Insurance departments are a creation of state legislatures and have the mandate to monitor and control the insurer's actions. They are usually administered by retired insurance executives or executives taking a hiatus from the private sector. The Insurance Department can be very useful to your cause. However, remember that it is a government department that is intimately linked to the insurance industry.
Unfair Claims Practice Statutes
As early as 1973 the National Association of Insurance Commissioners had proposed legislation that defines what is an unfair settlement practice. These statutes were enacted, in part, to protect the claimant from an adjusters unfair tactics. They are referred to as Unfair Claim Settlement Practices Acts. The first statute was enacted in California in 1973 and revised in 1975 to read in part:
Section 790.03(h) KNOWINGLY COMMITTING OR PERFORMING WITH SUCH FREQUENCY AS TO INDICATE A GENERAL BUSINESS PRACTICE ANY OF THE FOLLOWING UNFAIR CLAIMS PRACTICES:
1) Misrepresenting to claimants pertinent facts or insurance policy provisions relating to any coverage at issue.
2) Failing to acknowledge and act reasonably promptly upon communications with respect to claims arising under insurance policies.
3) Failing to adopt and implement reasonable standards for the prompt investigation and processing of claims arising under insurance policies.
4) Failing to affirm or deny coverage of claims within a reasonable time after proof of loss requirements have been completed and submitted by the insured.
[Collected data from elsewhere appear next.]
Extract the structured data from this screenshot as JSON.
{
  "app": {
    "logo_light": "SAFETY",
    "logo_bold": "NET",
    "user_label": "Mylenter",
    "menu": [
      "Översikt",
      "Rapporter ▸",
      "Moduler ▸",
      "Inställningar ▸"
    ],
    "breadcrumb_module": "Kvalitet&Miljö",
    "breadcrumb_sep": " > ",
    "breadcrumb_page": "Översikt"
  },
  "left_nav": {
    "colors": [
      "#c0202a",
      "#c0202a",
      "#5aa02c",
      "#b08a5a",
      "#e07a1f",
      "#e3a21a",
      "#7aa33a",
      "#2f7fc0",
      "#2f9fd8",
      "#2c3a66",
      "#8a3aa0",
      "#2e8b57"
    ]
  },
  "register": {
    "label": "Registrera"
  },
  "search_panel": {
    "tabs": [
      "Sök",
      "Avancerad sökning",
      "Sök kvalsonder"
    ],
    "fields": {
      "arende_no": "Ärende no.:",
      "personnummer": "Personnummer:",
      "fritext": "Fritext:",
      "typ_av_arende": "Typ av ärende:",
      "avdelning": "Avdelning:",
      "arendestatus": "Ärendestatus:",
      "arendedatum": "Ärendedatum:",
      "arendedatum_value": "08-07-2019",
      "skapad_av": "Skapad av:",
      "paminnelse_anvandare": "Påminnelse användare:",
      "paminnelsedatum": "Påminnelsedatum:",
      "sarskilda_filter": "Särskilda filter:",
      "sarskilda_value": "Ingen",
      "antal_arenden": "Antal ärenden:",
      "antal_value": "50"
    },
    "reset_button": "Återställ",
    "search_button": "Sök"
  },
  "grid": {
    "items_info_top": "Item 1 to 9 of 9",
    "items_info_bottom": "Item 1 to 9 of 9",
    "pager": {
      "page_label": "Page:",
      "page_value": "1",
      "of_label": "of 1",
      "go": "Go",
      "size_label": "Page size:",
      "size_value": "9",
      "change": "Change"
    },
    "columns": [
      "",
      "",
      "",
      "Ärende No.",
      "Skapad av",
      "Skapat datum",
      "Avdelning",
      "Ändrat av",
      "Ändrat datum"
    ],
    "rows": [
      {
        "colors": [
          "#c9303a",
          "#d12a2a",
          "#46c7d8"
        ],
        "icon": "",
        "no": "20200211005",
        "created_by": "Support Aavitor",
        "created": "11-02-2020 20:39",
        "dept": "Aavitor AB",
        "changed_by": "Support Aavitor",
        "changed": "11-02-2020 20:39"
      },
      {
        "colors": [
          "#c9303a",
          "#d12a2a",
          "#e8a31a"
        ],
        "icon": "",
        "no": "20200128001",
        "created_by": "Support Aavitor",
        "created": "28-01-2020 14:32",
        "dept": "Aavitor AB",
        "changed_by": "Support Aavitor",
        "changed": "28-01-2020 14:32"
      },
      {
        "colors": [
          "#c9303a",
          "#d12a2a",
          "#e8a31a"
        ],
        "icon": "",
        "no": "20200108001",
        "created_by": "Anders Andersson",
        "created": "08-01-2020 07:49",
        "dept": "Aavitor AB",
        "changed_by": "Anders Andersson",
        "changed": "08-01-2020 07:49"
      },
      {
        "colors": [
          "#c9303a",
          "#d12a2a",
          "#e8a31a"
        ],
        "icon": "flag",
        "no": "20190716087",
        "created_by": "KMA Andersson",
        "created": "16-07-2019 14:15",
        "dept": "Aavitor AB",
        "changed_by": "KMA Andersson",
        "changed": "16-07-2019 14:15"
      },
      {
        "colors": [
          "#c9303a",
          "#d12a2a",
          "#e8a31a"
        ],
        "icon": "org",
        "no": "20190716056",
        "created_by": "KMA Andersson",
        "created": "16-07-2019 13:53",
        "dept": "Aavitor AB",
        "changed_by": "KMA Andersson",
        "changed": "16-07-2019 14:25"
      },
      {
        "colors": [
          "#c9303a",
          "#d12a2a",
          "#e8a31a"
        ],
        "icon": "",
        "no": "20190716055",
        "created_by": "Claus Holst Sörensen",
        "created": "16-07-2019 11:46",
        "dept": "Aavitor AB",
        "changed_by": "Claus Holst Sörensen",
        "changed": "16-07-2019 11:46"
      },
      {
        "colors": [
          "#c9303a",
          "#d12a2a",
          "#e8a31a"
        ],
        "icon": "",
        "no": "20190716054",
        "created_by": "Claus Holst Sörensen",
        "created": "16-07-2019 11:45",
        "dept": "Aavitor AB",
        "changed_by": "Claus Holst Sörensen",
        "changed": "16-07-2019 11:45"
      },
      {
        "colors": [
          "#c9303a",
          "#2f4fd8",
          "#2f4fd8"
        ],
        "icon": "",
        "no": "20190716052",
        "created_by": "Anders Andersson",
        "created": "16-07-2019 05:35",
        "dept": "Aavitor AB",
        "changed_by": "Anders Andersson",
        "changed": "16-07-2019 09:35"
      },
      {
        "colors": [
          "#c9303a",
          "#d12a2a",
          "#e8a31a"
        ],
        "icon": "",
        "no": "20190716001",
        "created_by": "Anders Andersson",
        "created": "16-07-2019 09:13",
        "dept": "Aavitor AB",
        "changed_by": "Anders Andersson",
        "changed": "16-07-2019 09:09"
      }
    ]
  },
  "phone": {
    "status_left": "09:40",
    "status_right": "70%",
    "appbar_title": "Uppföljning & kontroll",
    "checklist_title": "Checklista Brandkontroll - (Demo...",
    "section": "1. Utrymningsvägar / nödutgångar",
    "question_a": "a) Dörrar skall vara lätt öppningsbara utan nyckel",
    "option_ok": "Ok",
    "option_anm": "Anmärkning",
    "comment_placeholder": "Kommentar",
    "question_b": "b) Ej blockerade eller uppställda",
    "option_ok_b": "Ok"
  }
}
5) Not attempting in good faith to effectuate prompt, fair, and equitable settlements of claims in which liability has become reasonably clear.
6) Compelling insureds to institute litigation to recover amounts due under an insurance policy by offering substantially less than the amounts ultimately recovered in actions brought by such insureds.
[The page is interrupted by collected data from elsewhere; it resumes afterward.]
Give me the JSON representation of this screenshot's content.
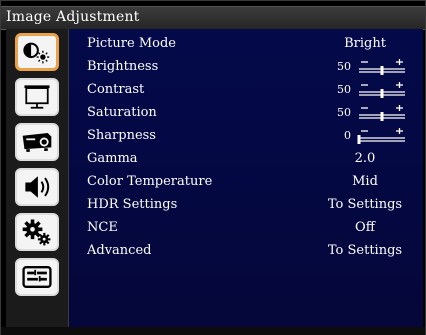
{
  "window": {
    "title": "Image Adjustment"
  },
  "sidebar": {
    "items": [
      {
        "icon": "picture-adjust-icon",
        "active": true
      },
      {
        "icon": "screen-icon",
        "active": false
      },
      {
        "icon": "projector-icon",
        "active": false
      },
      {
        "icon": "speaker-icon",
        "active": false
      },
      {
        "icon": "gears-icon",
        "active": false
      },
      {
        "icon": "settings-panel-icon",
        "active": false
      }
    ]
  },
  "settings": [
    {
      "label": "Picture Mode",
      "value": "Bright"
    },
    {
      "label": "Brightness",
      "value": "50",
      "level": 0.5
    },
    {
      "label": "Contrast",
      "value": "50",
      "level": 0.5
    },
    {
      "label": "Saturation",
      "value": "50",
      "level": 0.5
    },
    {
      "label": "Sharpness",
      "value": "0",
      "level": 0.0
    },
    {
      "label": "Gamma",
      "value": "2.0"
    },
    {
      "label": "Color Temperature",
      "value": "Mid"
    },
    {
      "label": "HDR Settings",
      "value": "To Settings"
    },
    {
      "label": "NCE",
      "value": "Off"
    },
    {
      "label": "Advanced",
      "value": "To Settings"
    }
  ],
  "colors": {
    "background": "#04094a",
    "active_border": "#e8a24a",
    "sidebar": "#1b1b1b"
  }
}
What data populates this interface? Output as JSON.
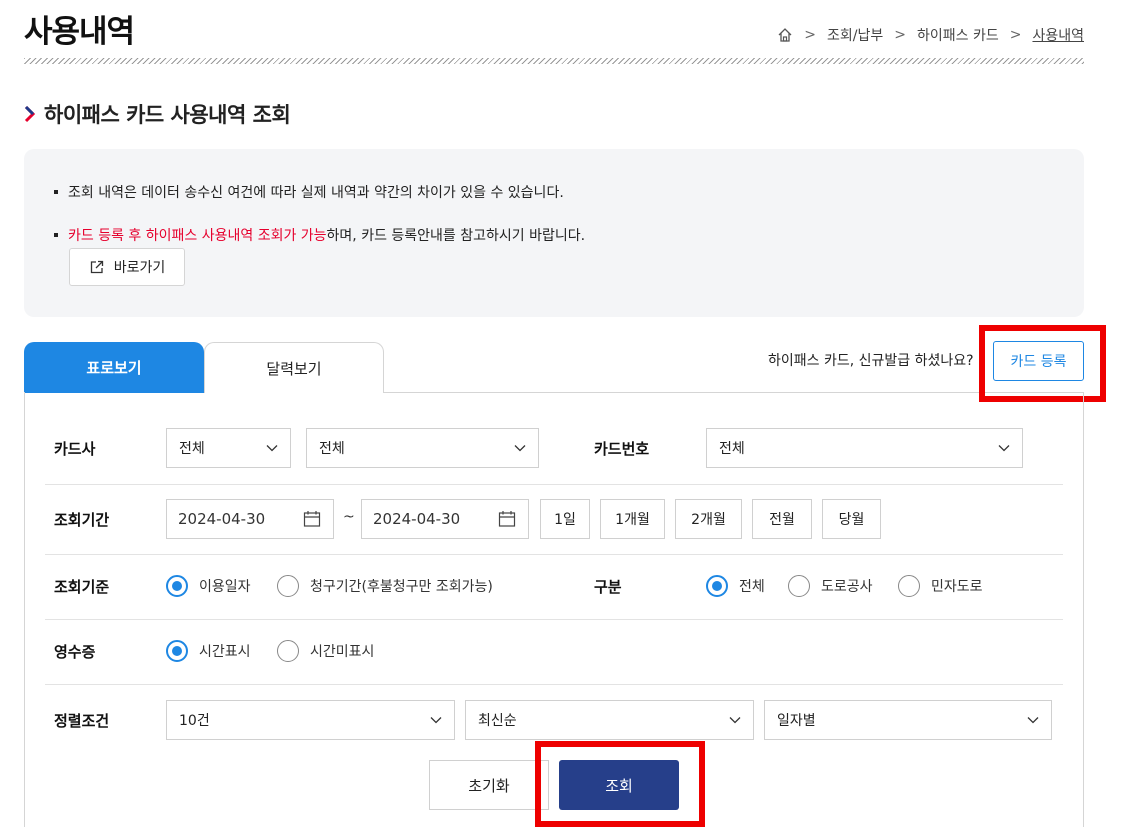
{
  "page": {
    "title": "사용내역"
  },
  "breadcrumb": {
    "items": [
      "조회/납부",
      "하이패스 카드",
      "사용내역"
    ]
  },
  "section": {
    "title": "하이패스 카드 사용내역 조회"
  },
  "notice": {
    "line1": "조회 내역은 데이터 송수신 여건에 따라 실제 내역과 약간의 차이가 있을 수 있습니다.",
    "line2_red": "카드 등록 후 하이패스 사용내역 조회가 가능",
    "line2_rest": "하며, 카드 등록안내를 참고하시기 바랍니다.",
    "goto_label": "바로가기"
  },
  "tabs": {
    "table_label": "표로보기",
    "calendar_label": "달력보기"
  },
  "register": {
    "question": "하이패스 카드, 신규발급 하셨나요?",
    "button_label": "카드 등록"
  },
  "form": {
    "card_company": {
      "label": "카드사",
      "select1": "전체",
      "select2": "전체"
    },
    "card_number": {
      "label": "카드번호",
      "value": "전체"
    },
    "period": {
      "label": "조회기간",
      "start": "2024-04-30",
      "separator": "~",
      "end": "2024-04-30",
      "buttons": [
        "1일",
        "1개월",
        "2개월",
        "전월",
        "당월"
      ]
    },
    "basis": {
      "label": "조회기준",
      "options": [
        "이용일자",
        "청구기간(후불청구만 조회가능)"
      ],
      "selected": "이용일자"
    },
    "category": {
      "label": "구분",
      "options": [
        "전체",
        "도로공사",
        "민자도로"
      ],
      "selected": "전체"
    },
    "receipt": {
      "label": "영수증",
      "options": [
        "시간표시",
        "시간미표시"
      ],
      "selected": "시간표시"
    },
    "sort": {
      "label": "정렬조건",
      "count": "10건",
      "order": "최신순",
      "group": "일자별"
    }
  },
  "actions": {
    "reset_label": "초기화",
    "search_label": "조회"
  },
  "colors": {
    "accent": "#1e87e3",
    "primary_button": "#263f8a",
    "highlight": "#e6002d",
    "annotation_box": "#ee0000"
  }
}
7) Attempting to settle a claim by an insured for less than the amount to which a reasonable man would have believed he was entitled by reference to written or printed advertising material accompanying or made part of an application.
8) Attempting to settle claims on the basis of an application which was altered without notice to, or knowledge or consent of, the insured, his representative, agent or broker.
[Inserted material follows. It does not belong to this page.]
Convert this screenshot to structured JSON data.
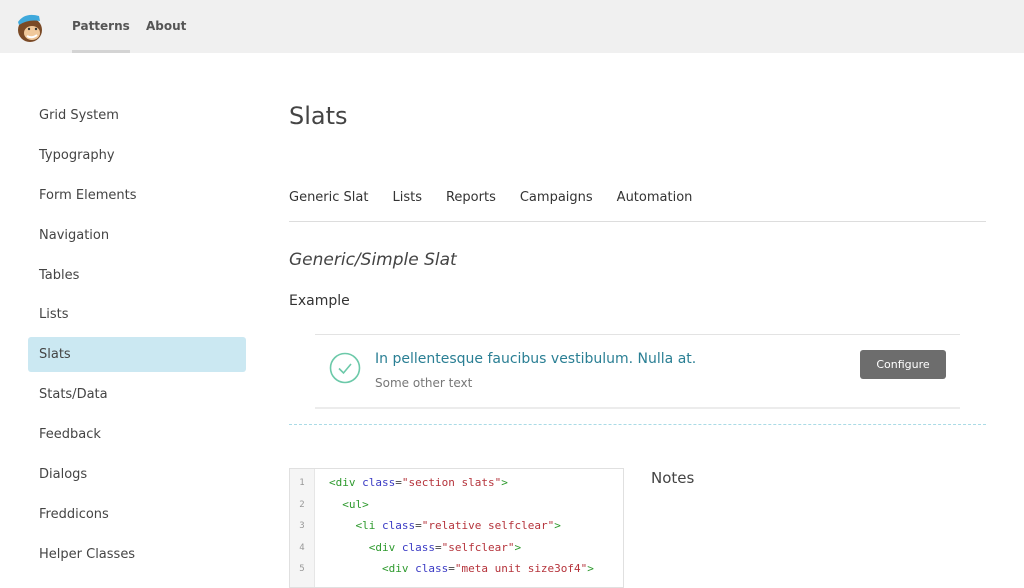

9) Failing, after payment of a claim, to inform insureds or beneficiaries, upon request by them, of the coverage under which payment has been made.
10) Making known to insureds or claimants a practice of the insurer of appealing from arbitration awards in favor of insureds or claimants for the purpose of compelling them to accept settlements or compromises less than the amount awarded in arbitration.
11) Delaying the investigation or payment of claims by requiring an insured, claimant, or the physician of either, to submit a preliminary claim report, and then requiring the subsequent submission of formal proof of loss forms, both of which submissions contain substantially the same information.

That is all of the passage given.